Supervised Machine Learning based Ensemble Model for Accurate Prediction of Type 2 Diabetes
Ramya Akula, Ni Nguyen, Ivan Garibay

TL;DR
This paper develops a weighted ensemble machine learning model that predicts Type 2 diabetes with 85% accuracy using patient biometric data, improving early detection and health outcomes.
Contribution
It introduces a novel weighted ensemble approach that combines multiple algorithms to enhance prediction accuracy for Type 2 diabetes.
Findings
Ensemble model achieves 85% accuracy on Practice Fusion data.
All individual algorithms except Naive Bayes had low precision.

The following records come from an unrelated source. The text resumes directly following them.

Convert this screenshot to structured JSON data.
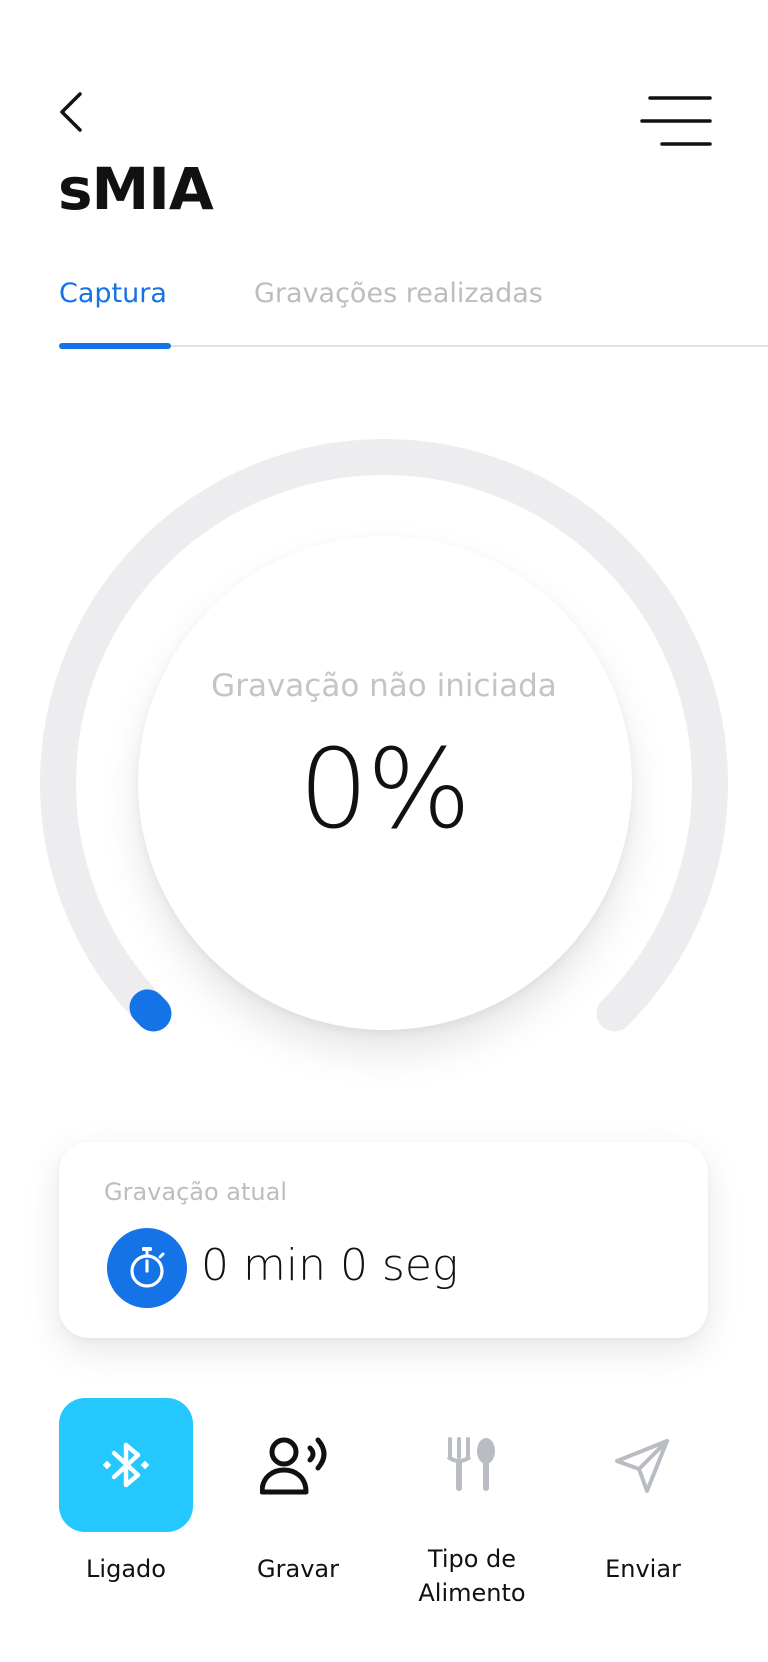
{
  "header": {
    "title": "sMIA",
    "back_icon": "chevron-left-icon",
    "menu_icon": "menu-icon"
  },
  "tabs": [
    {
      "label": "Captura",
      "active": true
    },
    {
      "label": "Gravações realizadas",
      "active": false
    }
  ],
  "gauge": {
    "status": "Gravação não iniciada",
    "percent_text": "0%",
    "progress": 0.0
  },
  "current_recording": {
    "label": "Gravação atual",
    "time": "0 min 0 seg",
    "icon": "stopwatch-icon"
  },
  "actions": [
    {
      "label": "Ligado",
      "icon": "bluetooth-icon",
      "active": true
    },
    {
      "label": "Gravar",
      "icon": "voice-record-icon",
      "active": false
    },
    {
      "label": "Tipo de\nAlimento",
      "icon": "utensils-icon",
      "active": false
    },
    {
      "label": "Enviar",
      "icon": "send-icon",
      "active": false
    }
  ],
  "colors": {
    "accent": "#1473e6",
    "bluetooth_active": "#24c8ff",
    "track": "#ededef",
    "muted_text": "#bdbdbd"
  }
}
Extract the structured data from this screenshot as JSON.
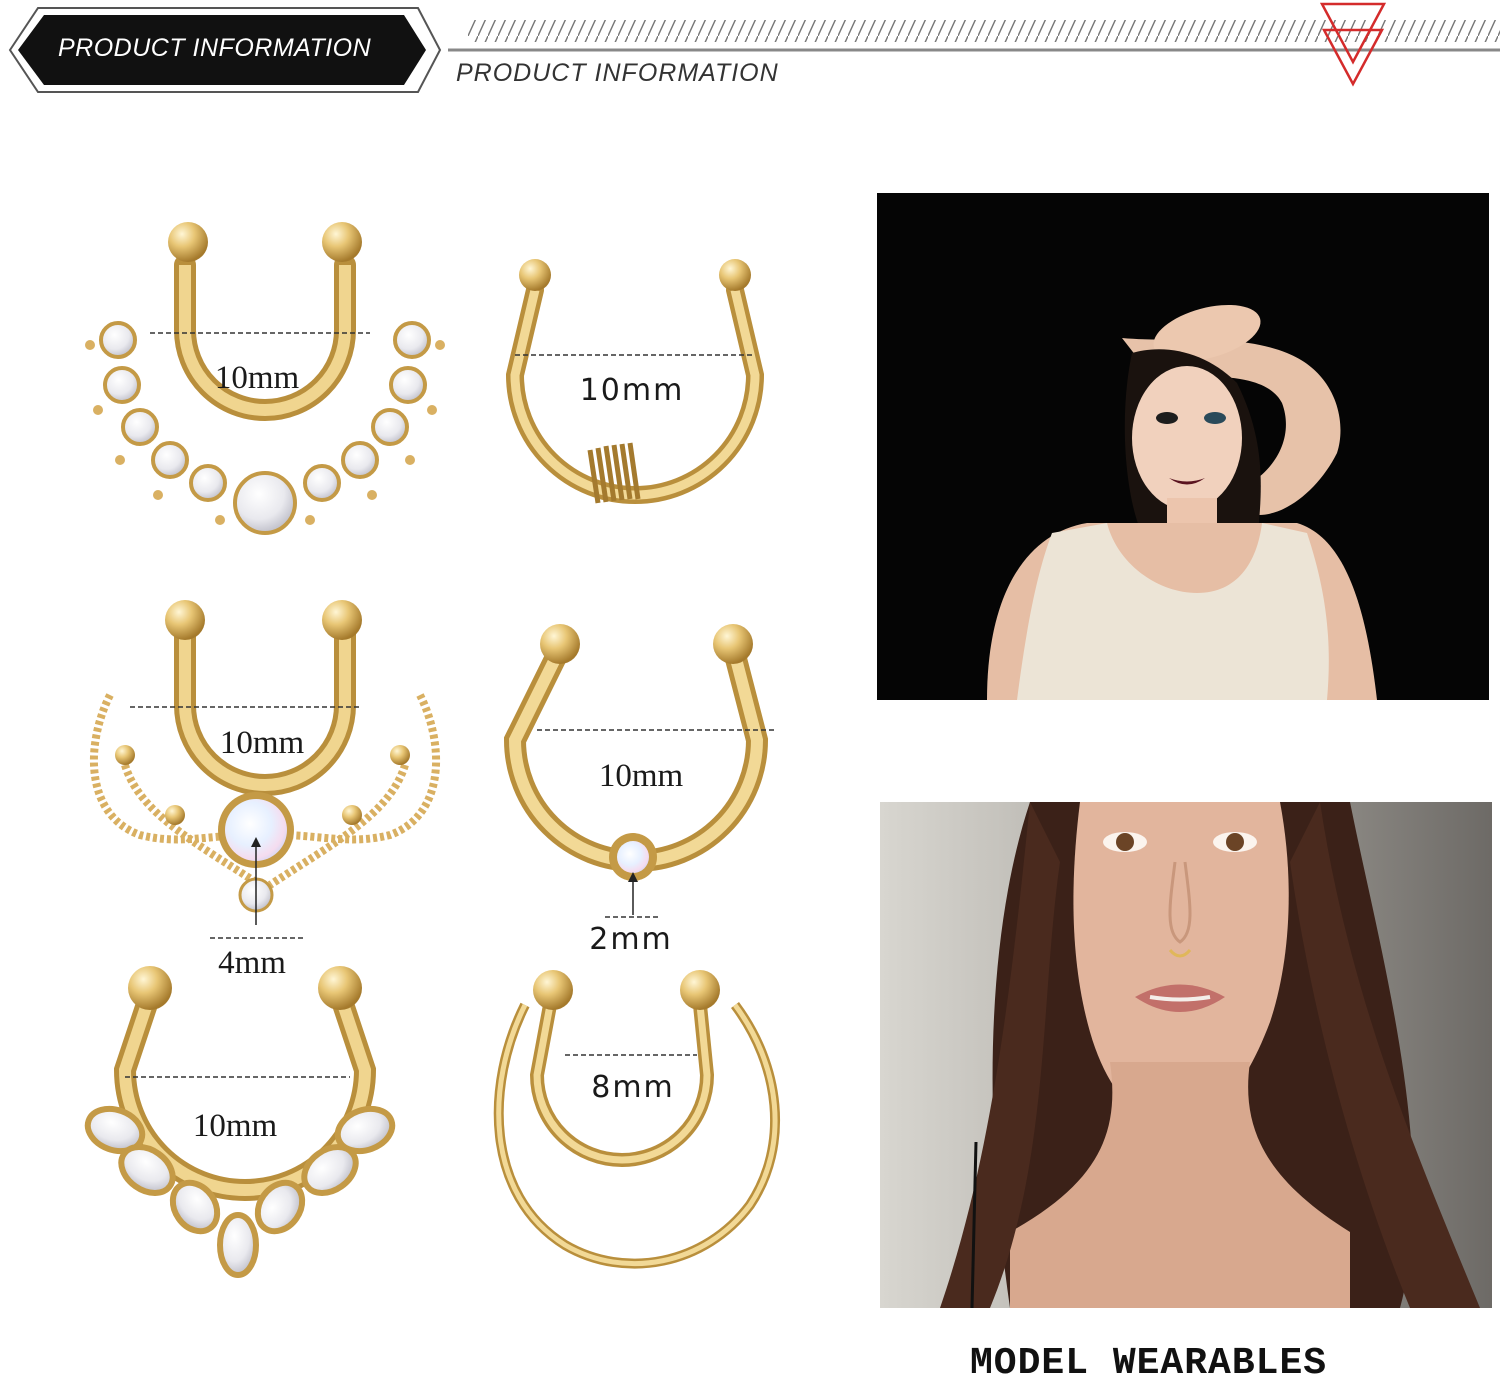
{
  "header": {
    "badge_text": "PRODUCT  INFORMATION",
    "subtitle": "PRODUCT  INFORMATION"
  },
  "products": [
    {
      "size_label": "10mm"
    },
    {
      "size_label": "10mm"
    },
    {
      "size_label": "10mm",
      "gem_label": "4mm"
    },
    {
      "size_label": "10mm",
      "gem_label": "2mm"
    },
    {
      "size_label": "10mm"
    },
    {
      "size_label": "8mm"
    }
  ],
  "caption": "MODEL WEARABLES",
  "colors": {
    "gold": "#e4c277",
    "gold_dark": "#b98f3c",
    "gold_light": "#fbeab3",
    "accent_red": "#d42b2b",
    "badge_black": "#111111"
  }
}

The ensemble model improves overall prediction performance.
Abstract
According to the American Diabetes Association(ADA), 30.3 million people in the United States have diabetes, but only 7.2 million may be undiagnosed and unaware of their condition. Type 2 diabetes is usually diagnosed for most patients later on in life whereas the less common Type 1 diabetes is diagnosed early on in life. People can live healthy and happy lives while living with diabetes, but early detection produces a better overall outcome on most patient's health. Thus, to test the accurate prediction of Type 2 diabetes, we use the patients' information from an electronic health records company called Practice Fusion, which has about 10,000 patient records from 2009 to 2012. This data contains individual key biometrics, including age, diastolic and systolic blood pressure, gender, height, and weight. We use this data on popular machine learning algorithms and for each algorithm, we…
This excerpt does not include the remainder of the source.